Department of Family Medicine, Duzce University, School of Medicine, Duzce, Turkey
Davut Baltaci   

Department of Family Medicine, Duzce University, School of Medicine, Duzce, Turkey
Publish date: 2015-11-12
 
Tobacco Induced Diseases 2015;13(November):37
KEYWORDS
ABSTRACT
Background:
Primary care providers are uniquely positioned to initiate smoking cessation. We aimed to evaluate knowledge levels about the health effects of smoking and attitudes toward smoking and tobacco control activities among primary care providers.

Methods:
In the cross-sectional and primary care-based study, self-administered surveys modified from the WHO Global Health Professional Survey 5A steps of smoking cessation practice (Ask, Advise, Assess, Assist and Arrange) were provided to primary care physicians (PCPhs) and nurses (PCNs).

Results:
Respondents included 1182 PCPhs and 1063 PCNs.

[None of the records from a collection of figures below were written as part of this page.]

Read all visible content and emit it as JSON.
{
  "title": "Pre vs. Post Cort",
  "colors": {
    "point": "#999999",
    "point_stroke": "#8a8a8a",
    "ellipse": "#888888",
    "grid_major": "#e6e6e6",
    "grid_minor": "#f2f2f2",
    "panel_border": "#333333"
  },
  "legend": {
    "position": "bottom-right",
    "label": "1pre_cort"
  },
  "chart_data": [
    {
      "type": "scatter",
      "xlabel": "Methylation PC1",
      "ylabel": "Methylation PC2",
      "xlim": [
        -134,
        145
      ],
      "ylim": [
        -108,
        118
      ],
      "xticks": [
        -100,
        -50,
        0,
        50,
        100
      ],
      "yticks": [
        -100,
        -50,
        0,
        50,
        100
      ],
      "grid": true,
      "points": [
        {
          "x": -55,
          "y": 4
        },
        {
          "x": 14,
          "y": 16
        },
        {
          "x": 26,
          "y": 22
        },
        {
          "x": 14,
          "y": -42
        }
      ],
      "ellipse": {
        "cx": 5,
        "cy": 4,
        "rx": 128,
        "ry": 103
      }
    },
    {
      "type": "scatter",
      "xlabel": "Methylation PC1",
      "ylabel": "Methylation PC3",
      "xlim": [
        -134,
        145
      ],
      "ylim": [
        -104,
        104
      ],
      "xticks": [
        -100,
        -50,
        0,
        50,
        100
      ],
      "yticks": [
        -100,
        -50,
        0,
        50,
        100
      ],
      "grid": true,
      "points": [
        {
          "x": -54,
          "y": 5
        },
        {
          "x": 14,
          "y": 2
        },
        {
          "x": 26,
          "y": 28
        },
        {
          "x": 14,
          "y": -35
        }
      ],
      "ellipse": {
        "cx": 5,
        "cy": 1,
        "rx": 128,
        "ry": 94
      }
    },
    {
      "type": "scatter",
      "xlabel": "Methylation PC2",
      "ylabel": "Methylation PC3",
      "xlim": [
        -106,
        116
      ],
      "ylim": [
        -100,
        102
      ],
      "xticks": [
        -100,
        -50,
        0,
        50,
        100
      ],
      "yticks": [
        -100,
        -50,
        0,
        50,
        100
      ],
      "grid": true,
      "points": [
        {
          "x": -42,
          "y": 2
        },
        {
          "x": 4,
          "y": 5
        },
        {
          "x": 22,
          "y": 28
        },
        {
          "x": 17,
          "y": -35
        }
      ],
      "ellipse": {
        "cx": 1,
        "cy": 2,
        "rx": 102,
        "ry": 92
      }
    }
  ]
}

The proportions of current and former smokers were significantly higher among PCPhs than among PCNs (34.4 vs. 30.7 % and 14.0 vs. 10.1 %, respectively; both P < 0.001). We observed that 77.2 % of PCPhs and 58.4 % of PCNs always or rarely practiced an “Ask” step about their patients’ smoking status (P < 0.001). One-third of PCPhs (33.8 %) stated that they always practiced an “Ask” step, whereas only 27.6 % of PCNs always did so in their practice (P < 0.001). A small minority of primary care providers had advised patients to quit smoking, although there was a significant difference in this between PCNs and PCPhs (8.4 vs. 15.6 %; P < 0.001). Most PCPhs considered themselves competent in advising about smoking interventions, but only a minority of PCNs did so (75.1 vs. 17.3 %; P < 0.001). Among barriers to tobacco intervention measures, lack of time was the item most commonly cited by PCPhs, whereas low patient priority was most commonly cited by PCNs (35.9 and 35.7 %; P < 0.001).

Conclusions:
Smoking intervention practice by primary care nurses was quite low. Lack of time and low patient priority were identified as barriers by primary care providers. Strategies by which primary care providers could improve tobacco control should be established.